En juillet 2018, l’An Bord Pleanála (agence d’aménagement du territoire, Irlande) a autorisé un projet d’aménagement visant à permettre le captage d’eau douce d’un lac de 0,083 km2, situé dans le comté de Galway (Irlande).

Par arrêt du 15 janvier 2021, la Haute Cour a annulé cette décision d’autorisation, au motif que l’Environmental Protection Agency (agence irlandaise de protection de l’environnement, ci-après l’« EPA ») avait omis de procéder à la classification de l’état écologique du lac en cause, telle qu’exigée par la directive 2000/60.

Après le prononcé de cet arrêt, une partie à la procédure devant la Haute Cour a sollicité l’avis de l’EPA. En réponse, celle-ci a considéré que le lac en cause ne constituait pas une masse d’eau relevant de la directive 2000/60.
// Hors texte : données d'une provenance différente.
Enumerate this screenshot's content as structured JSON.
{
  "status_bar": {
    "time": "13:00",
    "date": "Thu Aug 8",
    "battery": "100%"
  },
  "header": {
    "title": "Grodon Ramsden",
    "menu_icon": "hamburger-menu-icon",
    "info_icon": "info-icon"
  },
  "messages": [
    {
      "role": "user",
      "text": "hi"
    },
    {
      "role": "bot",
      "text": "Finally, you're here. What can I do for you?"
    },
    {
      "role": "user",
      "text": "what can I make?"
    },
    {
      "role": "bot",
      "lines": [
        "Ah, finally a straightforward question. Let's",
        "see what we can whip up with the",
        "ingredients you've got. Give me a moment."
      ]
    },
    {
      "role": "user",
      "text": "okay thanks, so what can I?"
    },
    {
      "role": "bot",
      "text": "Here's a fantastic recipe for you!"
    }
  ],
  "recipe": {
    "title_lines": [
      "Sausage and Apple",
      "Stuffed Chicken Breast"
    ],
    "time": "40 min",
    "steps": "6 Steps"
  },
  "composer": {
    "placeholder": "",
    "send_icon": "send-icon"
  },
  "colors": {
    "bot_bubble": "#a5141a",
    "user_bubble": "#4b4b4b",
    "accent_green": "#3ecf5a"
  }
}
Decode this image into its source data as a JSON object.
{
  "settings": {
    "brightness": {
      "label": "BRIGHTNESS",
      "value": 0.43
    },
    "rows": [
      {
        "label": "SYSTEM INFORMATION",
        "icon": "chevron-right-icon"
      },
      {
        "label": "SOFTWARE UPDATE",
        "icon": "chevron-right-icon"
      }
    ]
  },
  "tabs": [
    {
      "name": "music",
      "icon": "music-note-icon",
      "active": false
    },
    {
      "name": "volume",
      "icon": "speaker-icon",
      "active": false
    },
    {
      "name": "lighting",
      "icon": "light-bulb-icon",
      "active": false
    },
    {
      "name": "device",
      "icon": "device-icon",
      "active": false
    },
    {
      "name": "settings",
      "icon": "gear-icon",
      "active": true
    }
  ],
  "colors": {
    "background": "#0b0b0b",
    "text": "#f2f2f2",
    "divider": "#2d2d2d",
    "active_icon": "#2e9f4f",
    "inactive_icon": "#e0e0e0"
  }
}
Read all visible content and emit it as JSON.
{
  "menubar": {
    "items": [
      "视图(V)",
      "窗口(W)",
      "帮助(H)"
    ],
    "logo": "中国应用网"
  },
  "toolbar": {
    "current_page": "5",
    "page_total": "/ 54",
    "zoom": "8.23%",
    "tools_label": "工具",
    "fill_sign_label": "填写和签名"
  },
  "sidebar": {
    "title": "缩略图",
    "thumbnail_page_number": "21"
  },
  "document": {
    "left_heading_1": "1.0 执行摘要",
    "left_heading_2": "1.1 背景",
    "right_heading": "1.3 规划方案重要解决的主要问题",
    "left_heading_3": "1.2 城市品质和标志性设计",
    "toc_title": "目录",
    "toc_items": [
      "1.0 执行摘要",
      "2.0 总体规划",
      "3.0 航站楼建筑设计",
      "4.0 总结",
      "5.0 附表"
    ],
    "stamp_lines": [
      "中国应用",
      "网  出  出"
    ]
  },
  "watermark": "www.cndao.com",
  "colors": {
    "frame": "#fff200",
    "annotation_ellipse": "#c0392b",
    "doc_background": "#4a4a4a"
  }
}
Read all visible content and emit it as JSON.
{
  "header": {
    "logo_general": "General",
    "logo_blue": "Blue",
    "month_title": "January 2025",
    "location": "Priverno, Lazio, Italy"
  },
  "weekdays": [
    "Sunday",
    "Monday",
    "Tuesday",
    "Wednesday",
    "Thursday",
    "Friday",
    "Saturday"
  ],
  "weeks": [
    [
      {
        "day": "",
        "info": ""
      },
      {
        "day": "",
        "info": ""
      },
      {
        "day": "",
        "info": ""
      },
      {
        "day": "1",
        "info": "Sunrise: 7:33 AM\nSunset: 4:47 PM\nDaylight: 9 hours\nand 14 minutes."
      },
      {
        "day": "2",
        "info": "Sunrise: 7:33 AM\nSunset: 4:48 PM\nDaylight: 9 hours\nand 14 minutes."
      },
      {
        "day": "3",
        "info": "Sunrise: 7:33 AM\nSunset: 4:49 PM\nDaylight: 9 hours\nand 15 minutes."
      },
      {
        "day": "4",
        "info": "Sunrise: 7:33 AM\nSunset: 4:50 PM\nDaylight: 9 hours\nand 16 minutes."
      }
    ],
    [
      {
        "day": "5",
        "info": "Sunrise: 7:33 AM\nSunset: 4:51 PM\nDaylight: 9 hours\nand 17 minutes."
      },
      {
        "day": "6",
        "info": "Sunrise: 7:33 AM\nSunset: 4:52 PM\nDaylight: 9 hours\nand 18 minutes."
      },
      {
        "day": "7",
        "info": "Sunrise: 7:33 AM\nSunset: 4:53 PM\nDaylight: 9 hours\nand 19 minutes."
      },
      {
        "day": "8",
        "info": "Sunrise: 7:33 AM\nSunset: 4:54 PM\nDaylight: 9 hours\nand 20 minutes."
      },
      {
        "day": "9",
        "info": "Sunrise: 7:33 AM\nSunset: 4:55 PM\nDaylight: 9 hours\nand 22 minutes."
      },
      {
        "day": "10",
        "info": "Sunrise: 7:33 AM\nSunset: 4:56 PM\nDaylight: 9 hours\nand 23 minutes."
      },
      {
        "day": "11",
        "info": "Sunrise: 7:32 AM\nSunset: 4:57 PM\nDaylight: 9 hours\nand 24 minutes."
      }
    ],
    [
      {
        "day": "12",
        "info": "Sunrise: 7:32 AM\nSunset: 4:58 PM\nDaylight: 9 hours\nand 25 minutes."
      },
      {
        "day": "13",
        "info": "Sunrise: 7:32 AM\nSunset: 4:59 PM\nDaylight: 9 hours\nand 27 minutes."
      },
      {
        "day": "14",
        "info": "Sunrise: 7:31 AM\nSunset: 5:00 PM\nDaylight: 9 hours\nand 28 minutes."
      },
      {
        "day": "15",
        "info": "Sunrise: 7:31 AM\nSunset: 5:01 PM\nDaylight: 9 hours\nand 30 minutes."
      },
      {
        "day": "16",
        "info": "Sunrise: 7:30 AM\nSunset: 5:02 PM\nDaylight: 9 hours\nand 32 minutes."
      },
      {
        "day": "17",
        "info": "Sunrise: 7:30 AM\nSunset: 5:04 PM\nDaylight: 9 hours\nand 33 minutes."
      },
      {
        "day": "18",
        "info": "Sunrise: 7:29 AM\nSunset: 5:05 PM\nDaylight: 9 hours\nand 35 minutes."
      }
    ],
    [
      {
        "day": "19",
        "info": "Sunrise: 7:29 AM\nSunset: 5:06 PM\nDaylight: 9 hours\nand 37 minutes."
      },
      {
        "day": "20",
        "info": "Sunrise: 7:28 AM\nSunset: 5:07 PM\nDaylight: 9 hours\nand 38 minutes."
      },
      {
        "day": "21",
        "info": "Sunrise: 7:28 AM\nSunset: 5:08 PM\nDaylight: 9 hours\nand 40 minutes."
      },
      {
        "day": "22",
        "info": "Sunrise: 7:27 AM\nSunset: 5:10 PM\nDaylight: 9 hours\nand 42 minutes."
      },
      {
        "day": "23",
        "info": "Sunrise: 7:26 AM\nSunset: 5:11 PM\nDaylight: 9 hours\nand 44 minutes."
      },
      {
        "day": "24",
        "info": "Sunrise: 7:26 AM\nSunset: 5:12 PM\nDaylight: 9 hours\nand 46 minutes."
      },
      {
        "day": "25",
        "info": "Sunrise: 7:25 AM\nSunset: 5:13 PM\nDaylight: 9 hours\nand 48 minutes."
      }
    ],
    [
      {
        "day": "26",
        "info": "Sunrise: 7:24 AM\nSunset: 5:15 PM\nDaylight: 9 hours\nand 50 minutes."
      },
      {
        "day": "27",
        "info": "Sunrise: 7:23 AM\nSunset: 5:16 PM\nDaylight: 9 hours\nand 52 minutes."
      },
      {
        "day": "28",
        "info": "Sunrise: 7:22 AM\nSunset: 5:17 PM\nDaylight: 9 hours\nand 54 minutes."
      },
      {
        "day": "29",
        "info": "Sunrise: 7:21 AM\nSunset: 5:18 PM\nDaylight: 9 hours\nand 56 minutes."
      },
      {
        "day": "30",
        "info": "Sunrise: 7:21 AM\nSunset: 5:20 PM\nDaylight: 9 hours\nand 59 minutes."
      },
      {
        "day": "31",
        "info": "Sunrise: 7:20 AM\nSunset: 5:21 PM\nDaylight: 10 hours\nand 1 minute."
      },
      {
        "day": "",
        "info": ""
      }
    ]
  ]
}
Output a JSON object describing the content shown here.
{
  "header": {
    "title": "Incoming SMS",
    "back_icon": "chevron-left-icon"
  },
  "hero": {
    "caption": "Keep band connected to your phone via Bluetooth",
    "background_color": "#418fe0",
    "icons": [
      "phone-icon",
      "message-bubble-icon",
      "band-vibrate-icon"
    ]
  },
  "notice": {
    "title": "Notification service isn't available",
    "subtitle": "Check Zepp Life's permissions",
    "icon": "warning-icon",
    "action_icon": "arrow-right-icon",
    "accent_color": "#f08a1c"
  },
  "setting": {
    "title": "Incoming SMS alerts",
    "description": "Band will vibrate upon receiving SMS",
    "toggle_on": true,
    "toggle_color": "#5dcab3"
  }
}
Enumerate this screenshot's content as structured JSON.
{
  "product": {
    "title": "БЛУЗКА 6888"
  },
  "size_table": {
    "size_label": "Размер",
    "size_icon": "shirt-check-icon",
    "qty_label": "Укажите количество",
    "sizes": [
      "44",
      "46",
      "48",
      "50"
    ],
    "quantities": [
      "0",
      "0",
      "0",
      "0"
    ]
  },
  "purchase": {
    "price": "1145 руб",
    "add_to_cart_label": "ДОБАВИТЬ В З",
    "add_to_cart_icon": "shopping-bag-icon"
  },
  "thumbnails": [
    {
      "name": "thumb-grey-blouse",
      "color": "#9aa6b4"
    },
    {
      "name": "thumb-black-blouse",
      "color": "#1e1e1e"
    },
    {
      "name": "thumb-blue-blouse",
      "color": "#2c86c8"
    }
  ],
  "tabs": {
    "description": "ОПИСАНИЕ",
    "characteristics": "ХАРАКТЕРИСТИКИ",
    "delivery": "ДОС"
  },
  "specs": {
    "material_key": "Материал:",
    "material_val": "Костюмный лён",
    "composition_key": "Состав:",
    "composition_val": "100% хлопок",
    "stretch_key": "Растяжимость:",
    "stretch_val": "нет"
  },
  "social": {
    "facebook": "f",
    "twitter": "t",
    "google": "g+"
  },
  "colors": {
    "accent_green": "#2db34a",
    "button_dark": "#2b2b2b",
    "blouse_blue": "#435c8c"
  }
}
Estimant que cette prise de position est susceptible d’affecter l’issue de l’affaire, la Haute Cour a décidé de rouvrir cette dernière et d’interroger la Cour sur les obligations des États membres au titre de la directive 2000/60 en ce qui concerne la caractérisation et la classification de l’état de lacs de petite dimension, ainsi que sur les conditions d’autorisation d’un projet susceptible d’affecter un lac de petite dimension qui n’a fait l’objet ni d’une caractérisation ni d’une classification de son état au titre de cette directive.

Appréciation de la Cour

S’agissant, en premier lieu, de l’obligation des États membres de caractériser les lacs et de classifier leur état écologique, la Cour rappelle que, afin d’assurer la préservation ou la restauration d’un bon état des eaux de surface, la directive 2000/60 prévoit une série de dispositions établissant un processus complexe et comportant plusieurs étapes réglementées en détail, en vue de permettre aux États membres de mettre en œuvre les mesures nécessaires, en fonction des spécificités et des caractéristiques des masses d’eau identifiées sur leurs territoires.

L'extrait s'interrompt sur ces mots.